In this most recent Order, the Court denied the insurer’s motion to dismiss the lawsuit, ruling instead that the plaintiff insureds can proceed with their claims to recover business interruption losses because the term “physical loss” (which is typically undefined in property insurance policies) should be broadly construed. Bough said the presence of COVID-19 was not a “benign condition,” and the plaintiffs plausibly alleged that particles were a “physical substance” that attached to and damaged their property, rendering them unsafe and unusable:

“Upon review of the record, the Court finds that Plaintiffs have adequately stated a claim for direct physical loss. First, because the Policies do not define a direct “physical loss” the Court must “rely on the plain and ordinary meaning of the phrase.” The Merriam-Webster dictionary defines “direct” in part as “characterized by close logical, causal, or consequential relationship.” “Physical” is defined as “having material existence: perceptible especially through the senses and subject to the laws of nature.” “Loss” is “the act of losing possession” and “deprivation.”

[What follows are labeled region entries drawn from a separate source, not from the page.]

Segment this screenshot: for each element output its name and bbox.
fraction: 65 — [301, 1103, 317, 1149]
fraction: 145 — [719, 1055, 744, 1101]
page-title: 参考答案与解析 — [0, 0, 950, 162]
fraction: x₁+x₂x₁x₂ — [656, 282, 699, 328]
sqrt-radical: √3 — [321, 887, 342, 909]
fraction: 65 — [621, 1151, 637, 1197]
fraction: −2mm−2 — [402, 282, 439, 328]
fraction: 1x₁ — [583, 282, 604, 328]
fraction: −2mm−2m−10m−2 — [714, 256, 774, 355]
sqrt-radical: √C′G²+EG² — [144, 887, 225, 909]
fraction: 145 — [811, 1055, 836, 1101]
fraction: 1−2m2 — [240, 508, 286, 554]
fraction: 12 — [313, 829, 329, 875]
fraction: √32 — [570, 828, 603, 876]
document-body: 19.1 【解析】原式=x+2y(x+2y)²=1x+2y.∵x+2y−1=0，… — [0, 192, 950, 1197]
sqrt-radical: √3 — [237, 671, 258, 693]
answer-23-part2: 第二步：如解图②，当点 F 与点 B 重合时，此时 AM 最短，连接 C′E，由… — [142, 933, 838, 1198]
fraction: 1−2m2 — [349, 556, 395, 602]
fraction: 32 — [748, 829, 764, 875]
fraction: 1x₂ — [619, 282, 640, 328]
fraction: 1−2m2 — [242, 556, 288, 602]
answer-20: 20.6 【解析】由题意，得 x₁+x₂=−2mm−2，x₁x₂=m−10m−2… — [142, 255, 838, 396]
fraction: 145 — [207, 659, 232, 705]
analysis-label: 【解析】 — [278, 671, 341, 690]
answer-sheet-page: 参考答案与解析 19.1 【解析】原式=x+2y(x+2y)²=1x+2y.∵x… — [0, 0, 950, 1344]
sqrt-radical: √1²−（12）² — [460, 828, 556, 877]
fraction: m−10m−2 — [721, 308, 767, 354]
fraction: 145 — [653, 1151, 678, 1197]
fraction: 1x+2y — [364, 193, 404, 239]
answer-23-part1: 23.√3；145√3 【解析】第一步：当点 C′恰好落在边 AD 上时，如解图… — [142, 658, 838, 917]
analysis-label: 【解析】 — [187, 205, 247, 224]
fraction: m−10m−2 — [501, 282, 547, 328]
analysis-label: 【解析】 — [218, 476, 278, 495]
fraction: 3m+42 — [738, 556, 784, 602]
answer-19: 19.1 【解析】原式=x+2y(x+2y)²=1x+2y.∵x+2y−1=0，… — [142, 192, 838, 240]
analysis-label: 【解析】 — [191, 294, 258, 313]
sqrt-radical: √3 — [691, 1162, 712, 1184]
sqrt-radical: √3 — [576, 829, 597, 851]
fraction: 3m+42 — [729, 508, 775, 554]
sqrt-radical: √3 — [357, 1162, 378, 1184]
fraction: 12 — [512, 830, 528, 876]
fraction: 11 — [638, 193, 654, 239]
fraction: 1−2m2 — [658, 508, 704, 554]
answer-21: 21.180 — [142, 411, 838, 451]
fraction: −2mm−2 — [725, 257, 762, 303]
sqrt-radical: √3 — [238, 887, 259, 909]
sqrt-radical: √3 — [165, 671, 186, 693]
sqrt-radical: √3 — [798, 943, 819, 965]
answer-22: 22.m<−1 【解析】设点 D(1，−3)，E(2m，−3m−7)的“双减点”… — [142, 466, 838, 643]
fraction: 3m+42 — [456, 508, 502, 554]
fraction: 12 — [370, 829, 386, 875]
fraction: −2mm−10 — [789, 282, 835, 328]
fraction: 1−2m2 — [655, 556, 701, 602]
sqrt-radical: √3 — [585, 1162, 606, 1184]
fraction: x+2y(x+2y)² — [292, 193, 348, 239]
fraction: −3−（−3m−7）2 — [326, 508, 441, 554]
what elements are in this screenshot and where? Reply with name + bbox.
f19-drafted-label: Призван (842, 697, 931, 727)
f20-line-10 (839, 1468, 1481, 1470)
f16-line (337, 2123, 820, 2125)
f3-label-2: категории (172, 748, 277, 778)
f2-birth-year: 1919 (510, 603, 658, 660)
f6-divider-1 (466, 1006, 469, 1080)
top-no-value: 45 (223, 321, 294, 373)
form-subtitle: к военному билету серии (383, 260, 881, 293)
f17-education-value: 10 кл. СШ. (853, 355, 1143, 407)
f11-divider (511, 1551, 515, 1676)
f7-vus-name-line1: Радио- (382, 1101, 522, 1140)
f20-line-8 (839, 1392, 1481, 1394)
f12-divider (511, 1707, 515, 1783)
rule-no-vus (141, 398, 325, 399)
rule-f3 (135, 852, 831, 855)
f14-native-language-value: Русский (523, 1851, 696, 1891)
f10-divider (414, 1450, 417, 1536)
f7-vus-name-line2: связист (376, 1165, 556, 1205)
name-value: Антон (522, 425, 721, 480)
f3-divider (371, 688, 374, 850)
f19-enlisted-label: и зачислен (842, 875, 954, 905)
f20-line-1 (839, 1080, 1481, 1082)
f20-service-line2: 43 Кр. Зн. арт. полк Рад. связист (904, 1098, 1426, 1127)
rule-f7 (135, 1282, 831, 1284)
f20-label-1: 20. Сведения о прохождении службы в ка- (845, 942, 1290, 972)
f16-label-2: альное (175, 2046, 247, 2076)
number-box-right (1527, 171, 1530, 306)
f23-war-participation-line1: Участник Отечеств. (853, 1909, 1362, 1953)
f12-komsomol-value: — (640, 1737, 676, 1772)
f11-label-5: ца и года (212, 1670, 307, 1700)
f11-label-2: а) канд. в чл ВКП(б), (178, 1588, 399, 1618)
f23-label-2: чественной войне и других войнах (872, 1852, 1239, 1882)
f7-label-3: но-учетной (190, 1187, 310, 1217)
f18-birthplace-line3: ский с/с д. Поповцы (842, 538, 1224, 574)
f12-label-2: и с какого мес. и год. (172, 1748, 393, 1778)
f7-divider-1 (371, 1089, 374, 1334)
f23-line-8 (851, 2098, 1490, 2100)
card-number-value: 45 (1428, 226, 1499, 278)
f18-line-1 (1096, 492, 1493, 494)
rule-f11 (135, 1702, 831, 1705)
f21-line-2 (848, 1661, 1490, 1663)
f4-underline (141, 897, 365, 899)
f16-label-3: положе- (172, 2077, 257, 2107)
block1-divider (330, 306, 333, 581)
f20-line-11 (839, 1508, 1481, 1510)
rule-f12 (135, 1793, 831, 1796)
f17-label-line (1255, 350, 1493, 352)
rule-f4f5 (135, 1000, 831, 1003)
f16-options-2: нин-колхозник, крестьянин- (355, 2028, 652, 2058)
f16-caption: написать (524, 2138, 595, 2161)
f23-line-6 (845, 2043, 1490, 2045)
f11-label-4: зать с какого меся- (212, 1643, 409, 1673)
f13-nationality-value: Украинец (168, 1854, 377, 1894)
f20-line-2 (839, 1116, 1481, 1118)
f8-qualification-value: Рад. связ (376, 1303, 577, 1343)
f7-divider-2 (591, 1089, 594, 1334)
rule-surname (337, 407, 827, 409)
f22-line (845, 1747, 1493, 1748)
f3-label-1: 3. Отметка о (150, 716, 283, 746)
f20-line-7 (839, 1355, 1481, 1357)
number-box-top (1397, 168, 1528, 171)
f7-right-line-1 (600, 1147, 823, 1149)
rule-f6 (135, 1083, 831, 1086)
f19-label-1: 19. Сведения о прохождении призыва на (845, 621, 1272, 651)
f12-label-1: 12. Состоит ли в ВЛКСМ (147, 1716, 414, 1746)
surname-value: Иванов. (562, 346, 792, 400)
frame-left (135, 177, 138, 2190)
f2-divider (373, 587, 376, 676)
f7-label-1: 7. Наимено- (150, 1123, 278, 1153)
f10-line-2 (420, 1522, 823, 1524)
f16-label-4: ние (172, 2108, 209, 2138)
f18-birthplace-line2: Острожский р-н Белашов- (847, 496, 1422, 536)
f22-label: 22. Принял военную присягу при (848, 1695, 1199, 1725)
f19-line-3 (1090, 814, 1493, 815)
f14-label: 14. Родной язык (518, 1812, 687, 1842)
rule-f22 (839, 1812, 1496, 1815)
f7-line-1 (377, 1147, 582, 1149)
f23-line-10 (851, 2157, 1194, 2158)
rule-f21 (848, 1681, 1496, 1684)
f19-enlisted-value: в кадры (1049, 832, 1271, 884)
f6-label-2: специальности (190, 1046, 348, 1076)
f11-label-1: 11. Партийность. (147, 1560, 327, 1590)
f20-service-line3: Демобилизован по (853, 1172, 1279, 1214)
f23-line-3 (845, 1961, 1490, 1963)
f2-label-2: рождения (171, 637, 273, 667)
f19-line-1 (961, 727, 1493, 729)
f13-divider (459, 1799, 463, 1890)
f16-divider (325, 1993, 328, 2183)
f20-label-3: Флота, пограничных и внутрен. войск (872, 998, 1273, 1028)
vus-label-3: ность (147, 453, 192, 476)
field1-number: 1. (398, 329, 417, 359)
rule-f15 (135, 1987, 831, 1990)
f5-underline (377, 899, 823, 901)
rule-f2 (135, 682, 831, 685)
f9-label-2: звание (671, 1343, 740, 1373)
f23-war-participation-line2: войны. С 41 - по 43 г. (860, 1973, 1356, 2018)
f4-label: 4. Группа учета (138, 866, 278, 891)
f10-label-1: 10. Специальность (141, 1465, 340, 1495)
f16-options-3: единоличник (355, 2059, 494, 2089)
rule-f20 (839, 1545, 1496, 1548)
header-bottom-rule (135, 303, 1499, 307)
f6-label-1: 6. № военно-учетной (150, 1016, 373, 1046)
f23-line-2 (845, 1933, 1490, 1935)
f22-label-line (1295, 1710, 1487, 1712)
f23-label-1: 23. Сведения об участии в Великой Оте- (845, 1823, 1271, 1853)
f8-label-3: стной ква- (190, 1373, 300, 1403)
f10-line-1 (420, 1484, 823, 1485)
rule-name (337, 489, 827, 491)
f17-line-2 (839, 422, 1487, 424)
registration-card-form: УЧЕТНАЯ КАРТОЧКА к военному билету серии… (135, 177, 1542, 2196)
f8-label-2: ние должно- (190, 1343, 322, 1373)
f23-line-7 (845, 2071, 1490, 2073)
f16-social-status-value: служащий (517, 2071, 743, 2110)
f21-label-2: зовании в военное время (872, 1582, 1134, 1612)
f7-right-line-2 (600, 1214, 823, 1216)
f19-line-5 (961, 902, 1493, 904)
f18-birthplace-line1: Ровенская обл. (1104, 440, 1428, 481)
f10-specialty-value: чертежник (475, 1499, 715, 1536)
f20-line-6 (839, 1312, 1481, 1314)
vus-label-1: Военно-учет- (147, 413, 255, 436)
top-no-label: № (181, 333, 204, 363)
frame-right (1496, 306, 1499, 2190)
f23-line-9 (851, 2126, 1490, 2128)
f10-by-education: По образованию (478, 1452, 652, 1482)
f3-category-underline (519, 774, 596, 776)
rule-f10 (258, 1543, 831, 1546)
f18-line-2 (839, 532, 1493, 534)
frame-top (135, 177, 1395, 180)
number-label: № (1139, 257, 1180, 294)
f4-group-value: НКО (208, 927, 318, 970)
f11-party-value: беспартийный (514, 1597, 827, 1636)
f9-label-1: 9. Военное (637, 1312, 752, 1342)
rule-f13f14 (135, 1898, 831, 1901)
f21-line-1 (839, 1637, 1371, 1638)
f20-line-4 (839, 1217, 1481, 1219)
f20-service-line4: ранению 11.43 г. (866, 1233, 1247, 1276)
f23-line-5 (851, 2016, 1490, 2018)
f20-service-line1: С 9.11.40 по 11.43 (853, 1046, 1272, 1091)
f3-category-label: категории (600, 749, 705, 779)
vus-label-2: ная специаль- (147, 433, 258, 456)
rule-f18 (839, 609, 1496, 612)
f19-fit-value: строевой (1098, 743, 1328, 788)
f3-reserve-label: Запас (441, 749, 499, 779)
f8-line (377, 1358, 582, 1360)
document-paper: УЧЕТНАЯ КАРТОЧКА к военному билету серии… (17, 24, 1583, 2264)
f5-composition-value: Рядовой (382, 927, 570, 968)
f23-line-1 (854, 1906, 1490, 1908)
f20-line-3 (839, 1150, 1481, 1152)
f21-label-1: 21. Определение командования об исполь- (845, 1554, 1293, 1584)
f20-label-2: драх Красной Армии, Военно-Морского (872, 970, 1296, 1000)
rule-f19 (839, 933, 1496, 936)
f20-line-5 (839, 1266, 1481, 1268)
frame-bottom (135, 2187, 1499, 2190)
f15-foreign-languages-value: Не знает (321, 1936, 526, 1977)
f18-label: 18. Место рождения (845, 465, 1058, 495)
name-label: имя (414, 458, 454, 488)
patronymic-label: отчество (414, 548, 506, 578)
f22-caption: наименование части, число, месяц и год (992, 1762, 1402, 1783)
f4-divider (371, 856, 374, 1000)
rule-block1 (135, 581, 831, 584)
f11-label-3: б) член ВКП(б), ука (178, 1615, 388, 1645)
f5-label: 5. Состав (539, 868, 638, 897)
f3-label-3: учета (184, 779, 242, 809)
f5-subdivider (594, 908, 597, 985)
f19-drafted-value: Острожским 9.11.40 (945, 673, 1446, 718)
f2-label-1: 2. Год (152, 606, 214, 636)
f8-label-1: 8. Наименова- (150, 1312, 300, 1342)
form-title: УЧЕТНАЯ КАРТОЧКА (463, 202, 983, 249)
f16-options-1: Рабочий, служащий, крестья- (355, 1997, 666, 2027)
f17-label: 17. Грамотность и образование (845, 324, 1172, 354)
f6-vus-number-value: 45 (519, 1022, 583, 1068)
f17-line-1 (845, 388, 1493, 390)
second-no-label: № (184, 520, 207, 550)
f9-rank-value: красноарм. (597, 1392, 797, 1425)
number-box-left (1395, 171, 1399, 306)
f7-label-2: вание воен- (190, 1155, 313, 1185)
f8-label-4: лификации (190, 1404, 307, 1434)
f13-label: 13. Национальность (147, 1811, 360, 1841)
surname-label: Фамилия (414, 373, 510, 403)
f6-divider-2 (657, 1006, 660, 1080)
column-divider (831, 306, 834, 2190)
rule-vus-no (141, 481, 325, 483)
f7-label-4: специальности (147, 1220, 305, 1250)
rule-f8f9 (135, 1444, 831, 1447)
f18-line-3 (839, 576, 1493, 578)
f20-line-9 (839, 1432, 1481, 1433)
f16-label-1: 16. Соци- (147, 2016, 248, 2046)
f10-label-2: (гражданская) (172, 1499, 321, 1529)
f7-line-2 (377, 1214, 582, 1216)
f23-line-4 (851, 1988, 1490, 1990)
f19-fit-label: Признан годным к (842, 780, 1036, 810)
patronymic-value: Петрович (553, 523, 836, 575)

Applying these definitions, Plaintiffs have adequately alleged a direct physical loss. Plaintiffs allege a causal relationship between COVID-19 and their alleged losses. Plaintiffs further allege that COVID-19 “is a physical substance,” that it “live[s] on” and is “active on inert physical surfaces,” and is also “emitted into the air.” COVID-19 allegedly attached to and deprived Plaintiffs of their property, making it “unsafe and unusable, resulting in direct physical loss to the premises and property.” Based on these allegations, the Amended Complaint plausibly alleges a “direct physical loss” based on “the plain and ordinary meaning of the phrase.”

This decision seems to be the first known victory for policyholders in suing their insurers for improperly denying claims related to losses caused by the shutdowns due to COVID-19.

The case provides a potential roadmap for policyholders who have suffered financial losses due to COVID-19. While the Court did not reach the merits of the ultimate claim, the Order is supportive to policyholders seeking to secure business interruption coverage for lost profits and other expenses resulting from the COVID-19 pandemic.